As a side note, isn’t it fair to ask the mayor and those of a like mind:
Why were Dr. Klopfer’s actions disturbing? Is it really better to throw the bodies of aborted babies in the dumpster rather than preserving them in jars in the abortionist’s family room?
Dr. Klopfer forces us to face the issue that little human beings are being killed by human abortion.
Should a compassionate society mandate respectful treatment of fetal remains?
In 2015, the Center for Medical Progress revealed Planned Parenthood’s willingness to sell fetal body parts and tissues for profit.
Is this practice acceptable to a compassionate society?
Dr. Kermit Gosnell as well as Dr. Klopfer stored fetal parts in formaldehyde in their homes and offices.
Is this practice acceptable to a compassionate society?
Dr. Gosnell and Dr. Klopfer have lifted the veil that obscures the reality of abortion: abortion is violence directed against little human beings. In response, states like Mayor Pete’s home state, Indiana, have passed laws requiring that abortion clinics either bury or cremate fetal remains following abortion procedures.
Vice President Mike Pence as Governor of Indiana signed the bill into law.
The Supreme Court upheld the law.
The law exposes the contradiction a compassionate society has to deal with, as Indiana Right to Life President, Mike Fichter, clearly expresses:
“Here we now have a troubling dichotomy that cannot stand: on one hand we recognize aborted children have dignity and are not garbage, on the other hand the court refuses the inherent, God-given dignity of each unborn child by recognizing their civil rights. This once again places Roe (v. Wade) on a collision course with itself.”
The ACLU and abortion rights groups oppose respectful internment of aborted babies. ACLU’s Director of Reproductive Freedom Project, Jennifer Davlin, is concerned that the law will drive up costs and make abortions less affordable:
“Laws like Indiana’s are part of an nationwide strategy to stigmatize abortion and push it out of reach.”
Writing in Slate Magazine, abortion rights advocate, Jane Maienschein, builds on this theme:
“And medical facilities will be required to find ways to carry out expensive burials and cremations as well as places to accept the material, and then presumably pass all those costs on to patients.”
Profit is king
It always seems to come back to dollars and cents with Big Abortion.
The Dr. Klopfer revelations are simply the latest chapter of a lurid tale of the powerful preying on the weak for the sake of profits.

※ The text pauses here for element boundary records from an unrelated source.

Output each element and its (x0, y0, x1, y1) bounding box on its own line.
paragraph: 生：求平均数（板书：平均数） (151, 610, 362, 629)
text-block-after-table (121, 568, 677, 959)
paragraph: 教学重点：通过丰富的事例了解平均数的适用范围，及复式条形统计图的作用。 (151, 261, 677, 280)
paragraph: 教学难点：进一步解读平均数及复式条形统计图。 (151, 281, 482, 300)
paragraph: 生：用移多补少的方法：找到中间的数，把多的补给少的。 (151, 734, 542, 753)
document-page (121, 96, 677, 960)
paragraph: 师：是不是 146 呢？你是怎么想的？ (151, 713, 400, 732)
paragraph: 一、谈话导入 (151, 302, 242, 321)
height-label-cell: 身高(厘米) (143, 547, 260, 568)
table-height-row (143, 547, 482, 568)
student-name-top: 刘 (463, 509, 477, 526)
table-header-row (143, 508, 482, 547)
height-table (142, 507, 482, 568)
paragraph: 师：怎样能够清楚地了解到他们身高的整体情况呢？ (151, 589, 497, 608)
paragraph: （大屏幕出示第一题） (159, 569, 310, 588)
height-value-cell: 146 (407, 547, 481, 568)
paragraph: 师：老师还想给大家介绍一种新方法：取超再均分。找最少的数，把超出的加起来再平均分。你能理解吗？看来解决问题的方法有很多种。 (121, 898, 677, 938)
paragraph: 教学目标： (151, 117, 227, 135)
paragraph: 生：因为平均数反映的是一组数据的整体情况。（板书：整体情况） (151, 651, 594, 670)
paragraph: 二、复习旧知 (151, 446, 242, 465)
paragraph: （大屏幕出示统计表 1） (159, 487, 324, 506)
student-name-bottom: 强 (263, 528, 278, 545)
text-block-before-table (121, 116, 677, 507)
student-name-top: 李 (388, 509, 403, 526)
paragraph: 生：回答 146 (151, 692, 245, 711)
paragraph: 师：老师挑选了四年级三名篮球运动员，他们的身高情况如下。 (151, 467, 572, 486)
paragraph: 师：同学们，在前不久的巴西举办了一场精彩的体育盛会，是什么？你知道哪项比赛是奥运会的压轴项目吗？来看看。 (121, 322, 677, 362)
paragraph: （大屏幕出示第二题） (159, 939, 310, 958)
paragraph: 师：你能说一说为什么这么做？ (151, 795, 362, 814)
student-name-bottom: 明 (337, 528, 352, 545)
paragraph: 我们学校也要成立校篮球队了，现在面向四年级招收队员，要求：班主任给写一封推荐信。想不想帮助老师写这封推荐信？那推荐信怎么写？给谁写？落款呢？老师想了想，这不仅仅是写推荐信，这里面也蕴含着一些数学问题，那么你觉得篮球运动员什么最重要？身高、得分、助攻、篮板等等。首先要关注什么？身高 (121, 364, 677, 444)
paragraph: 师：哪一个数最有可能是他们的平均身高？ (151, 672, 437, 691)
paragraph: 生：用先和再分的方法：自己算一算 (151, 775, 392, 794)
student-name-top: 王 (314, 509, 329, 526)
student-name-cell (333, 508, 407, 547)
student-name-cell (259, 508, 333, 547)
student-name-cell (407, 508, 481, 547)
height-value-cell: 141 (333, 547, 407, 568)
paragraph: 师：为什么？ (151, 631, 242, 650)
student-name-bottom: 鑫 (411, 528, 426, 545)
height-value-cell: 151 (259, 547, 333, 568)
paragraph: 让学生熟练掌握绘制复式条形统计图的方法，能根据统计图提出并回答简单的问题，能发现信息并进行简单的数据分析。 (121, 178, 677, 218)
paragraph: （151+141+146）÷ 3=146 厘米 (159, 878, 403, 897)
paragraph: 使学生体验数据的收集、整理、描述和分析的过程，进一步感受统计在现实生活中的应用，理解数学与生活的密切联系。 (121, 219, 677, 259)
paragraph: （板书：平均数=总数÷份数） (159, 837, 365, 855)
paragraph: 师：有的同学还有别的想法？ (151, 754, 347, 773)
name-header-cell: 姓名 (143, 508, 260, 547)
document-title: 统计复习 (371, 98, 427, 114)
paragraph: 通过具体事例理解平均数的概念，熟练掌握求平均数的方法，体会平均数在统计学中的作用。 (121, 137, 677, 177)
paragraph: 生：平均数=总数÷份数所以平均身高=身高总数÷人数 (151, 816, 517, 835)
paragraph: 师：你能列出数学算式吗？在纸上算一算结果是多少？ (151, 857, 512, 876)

Pro-life health clinics are blocked because they will cut into Big Abortion’s profits.
Licensing requirements are being weakened to boost Big Abortion’s profit margins.
Humane disposal of human remains is opposed because Big Abortion’s profit margins will be impacted.
In light of these revelations, a just society should simply end the practice of human abortion. Human dignity is human dignity.